As pessoas buscam workshops, cursos de formação, terapia e coaching. As empresas, por sua vez, procuram treinar seus funcionários para poderem contribuir com seus negócios e assim prosperarem no mercado. Em comum, todas estas ações são, no fundo, processos de aprendizagem.

É muito proveitoso as pessoas, na sua vida pessoal e profissional, aprenderem a aprender. Assim, elas podem apreender e se apropriar daquilo que se propuseram a aprender. Este artigo é uma leitura pessoal dos quatro pilares de aprendizagem, como descritos por Jacques Delors*, em um relatório para o comitê da UNESCO que responde por estudos sobre a Educação para o Século XXI.

Sua obra está documentada no livro “Educação: Um Tesouro a Descobrir” (1999). Ele dedica um capítulo ao assunto desses quatro pilares: Aprender a Conhecer, Aprender a Fazer, Aprender a Conviver e Aprender a Ser. Estes caminhos de aprendizagem são complementares entre si e possibilitam um caminho de autodesenvolvimento que é autogerido.
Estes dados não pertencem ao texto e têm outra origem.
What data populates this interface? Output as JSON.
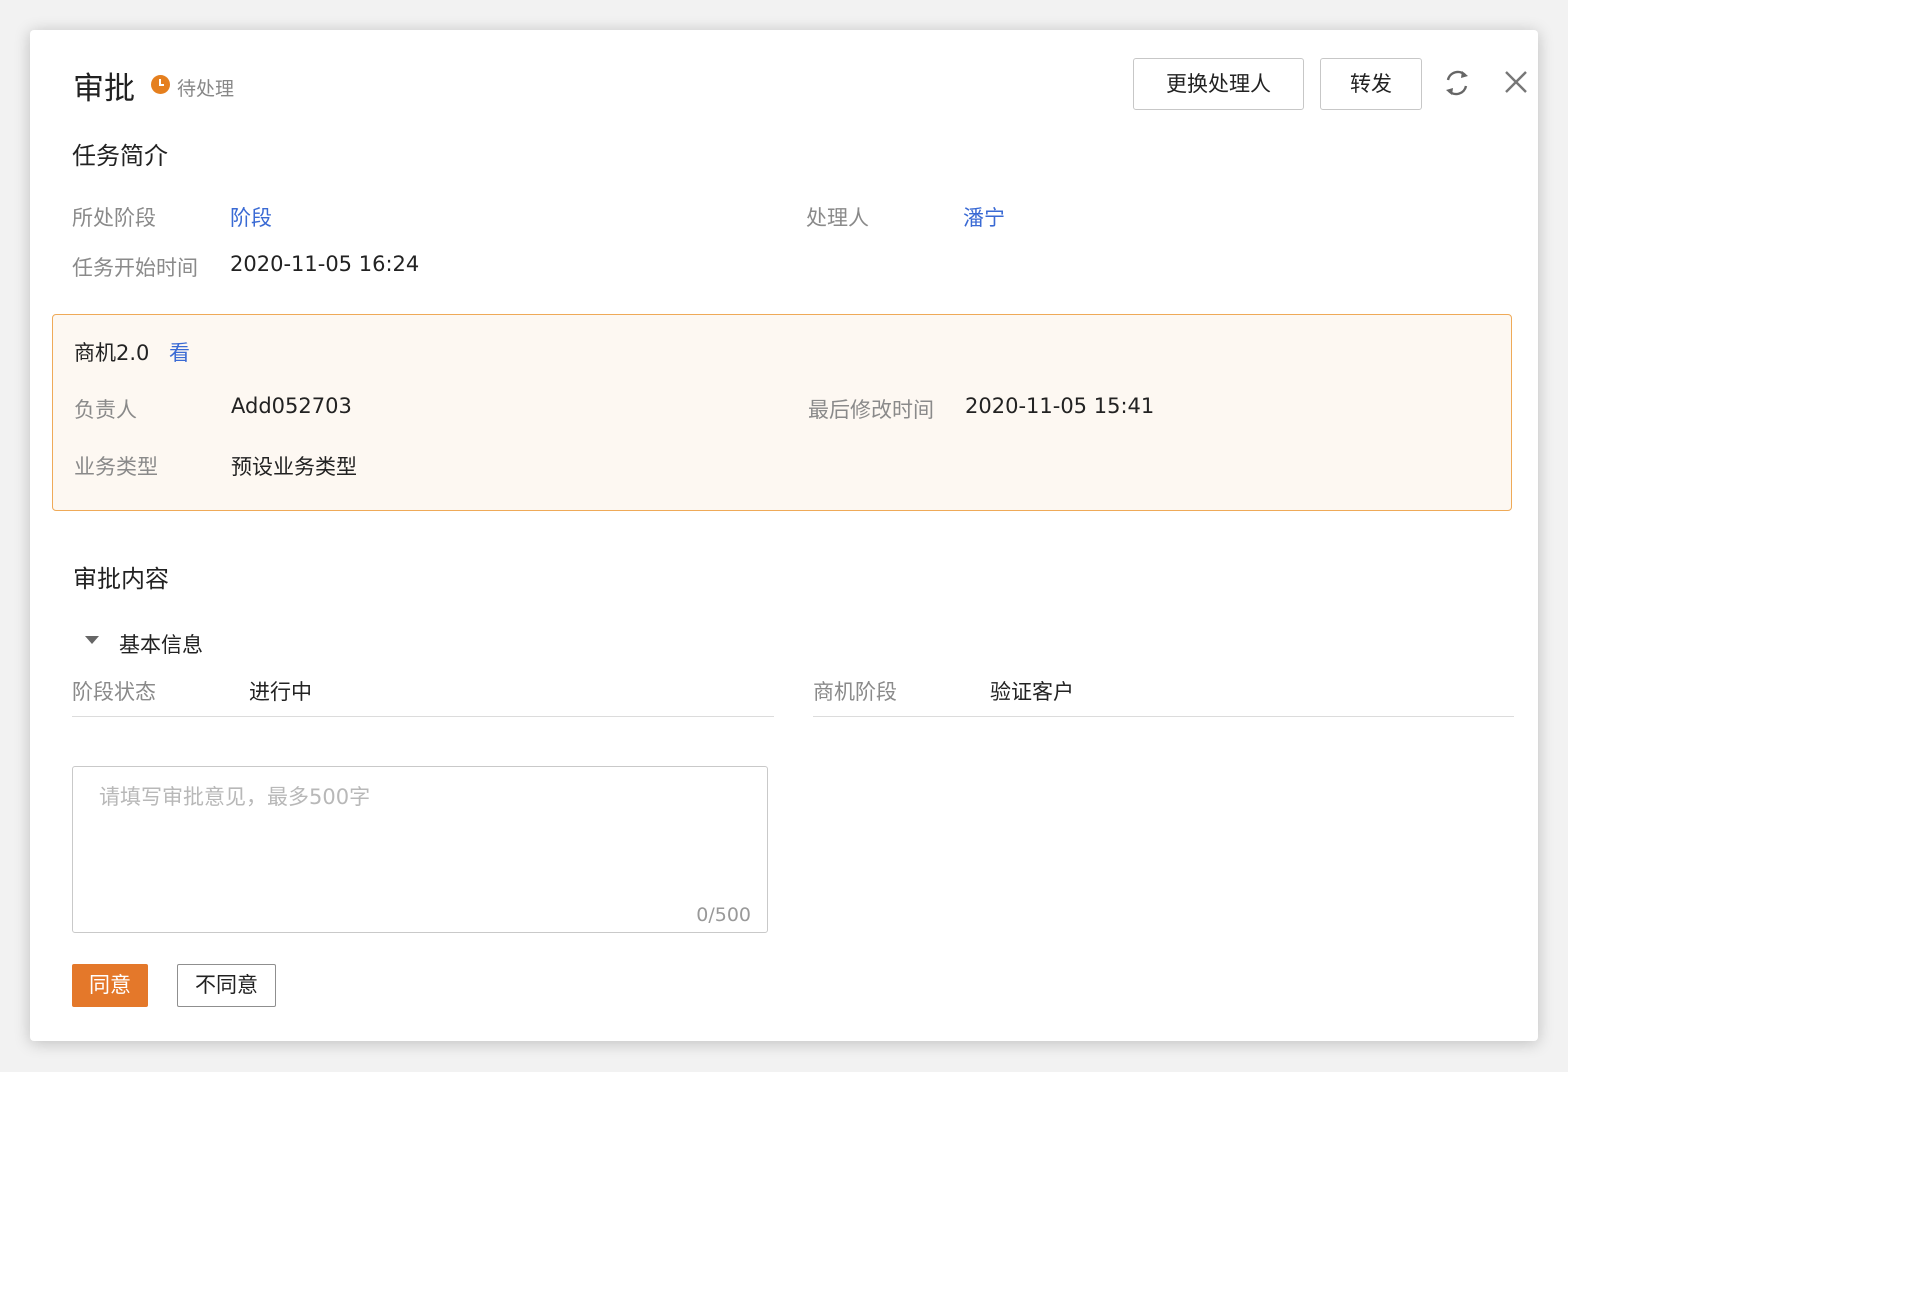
{
  "header": {
    "title": "审批",
    "status": "待处理",
    "buttons": {
      "change_handler": "更换处理人",
      "forward": "转发"
    },
    "icons": [
      "refresh-icon",
      "close-icon"
    ]
  },
  "task_intro": {
    "section_title": "任务简介",
    "fields": {
      "stage_label": "所处阶段",
      "stage_value": "阶段",
      "handler_label": "处理人",
      "handler_value": "潘宁",
      "start_time_label": "任务开始时间",
      "start_time_value": "2020-11-05 16:24"
    }
  },
  "record_card": {
    "title": "商机2.0",
    "view_link": "看",
    "fields": {
      "owner_label": "负责人",
      "owner_value": "Add052703",
      "modified_label": "最后修改时间",
      "modified_value": "2020-11-05 15:41",
      "biz_type_label": "业务类型",
      "biz_type_value": "预设业务类型"
    }
  },
  "approval": {
    "section_title": "审批内容",
    "group_title": "基本信息",
    "fields": {
      "stage_status_label": "阶段状态",
      "stage_status_value": "进行中",
      "opportunity_stage_label": "商机阶段",
      "opportunity_stage_value": "验证客户"
    },
    "comment": {
      "placeholder": "请填写审批意见，最多500字",
      "counter": "0/500"
    },
    "actions": {
      "agree": "同意",
      "disagree": "不同意"
    }
  },
  "colors": {
    "accent": "#e4782a",
    "link": "#3a6ad4",
    "card_border": "#efaa58",
    "card_background": "#fdf8f2"
  }
}
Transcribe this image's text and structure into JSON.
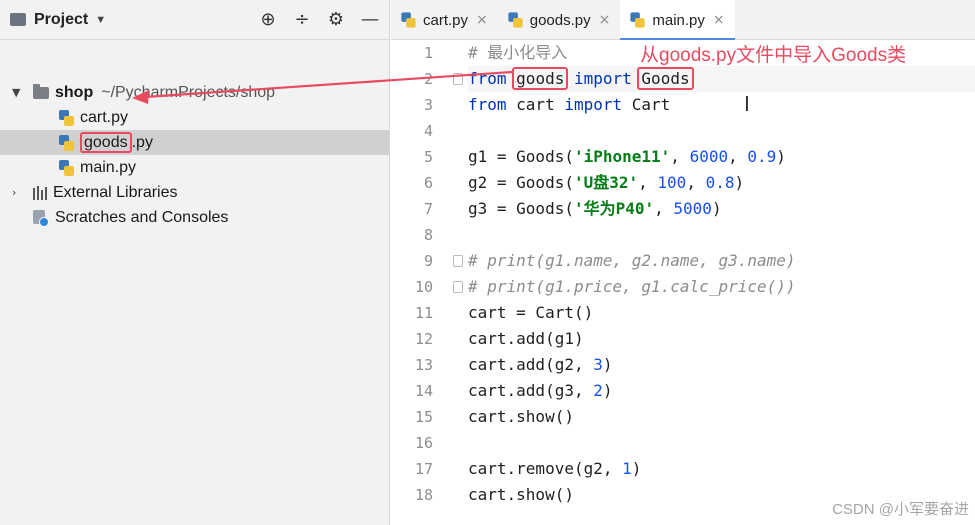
{
  "project_panel": {
    "title": "Project",
    "tools": {
      "locate": "⊕",
      "collapse": "÷",
      "settings": "⚙",
      "hide": "—"
    },
    "tree": {
      "root_name": "shop",
      "root_path": "~/PycharmProjects/shop",
      "files": [
        "cart.py",
        "goods",
        ".py",
        "main.py"
      ],
      "external_libraries": "External Libraries",
      "scratches": "Scratches and Consoles"
    }
  },
  "tabs": [
    {
      "label": "cart.py",
      "active": false
    },
    {
      "label": "goods.py",
      "active": false
    },
    {
      "label": "main.py",
      "active": true
    }
  ],
  "tab_close": "×",
  "editor": {
    "line_numbers": [
      "1",
      "2",
      "3",
      "4",
      "5",
      "6",
      "7",
      "8",
      "9",
      "10",
      "11",
      "12",
      "13",
      "14",
      "15",
      "16",
      "17",
      "18"
    ],
    "code": {
      "l1_comment": "# 最小化导入",
      "l2_from": "from",
      "l2_module": "goods",
      "l2_import": "import",
      "l2_class": "Goods",
      "l3": {
        "from": "from",
        "rest1": " cart ",
        "import": "import",
        "rest2": " Cart"
      },
      "l5": {
        "pre": "g1 = Goods(",
        "str": "'iPhone11'",
        "mid": ", ",
        "n1": "6000",
        "sep": ", ",
        "n2": "0.9",
        "end": ")"
      },
      "l6": {
        "pre": "g2 = Goods(",
        "str": "'U盘32'",
        "mid": ", ",
        "n1": "100",
        "sep": ", ",
        "n2": "0.8",
        "end": ")"
      },
      "l7": {
        "pre": "g3 = Goods(",
        "str": "'华为P40'",
        "mid": ", ",
        "n1": "5000",
        "end": ")"
      },
      "l9": "# print(g1.name, g2.name, g3.name)",
      "l10": "# print(g1.price, g1.calc_price())",
      "l11": "cart = Cart()",
      "l12": "cart.add(g1)",
      "l13": {
        "pre": "cart.add(g2, ",
        "n": "3",
        "end": ")"
      },
      "l14": {
        "pre": "cart.add(g3, ",
        "n": "2",
        "end": ")"
      },
      "l15": "cart.show()",
      "l17": {
        "pre": "cart.remove(g2, ",
        "n": "1",
        "end": ")"
      },
      "l18": "cart.show()"
    },
    "text_cursor": "I"
  },
  "annotation": "从goods.py文件中导入Goods类",
  "watermark": "CSDN @小军要奋进",
  "colors": {
    "annotation": "#e84a5f",
    "keyword": "#0033b3",
    "string": "#067d17",
    "number": "#1750eb",
    "tab_accent": "#4a86e8"
  }
}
As competências requeridas para a realização e sustentabilidade de projetos são complexas – precisam ser construídas em cima de muitas competências mais básicas. Como Coach e Treinadora eu tenho constatado, muitas vezes, como faz falta uma pessoa ter alicerces sobre os quais a evolução pessoal possa se erguer.

Embora Jacques Delors já tenha feito uma exploração brilhante do tópico, acrescento aqui alguns exemplos de necessidades de desenvolvimento em cada pilar.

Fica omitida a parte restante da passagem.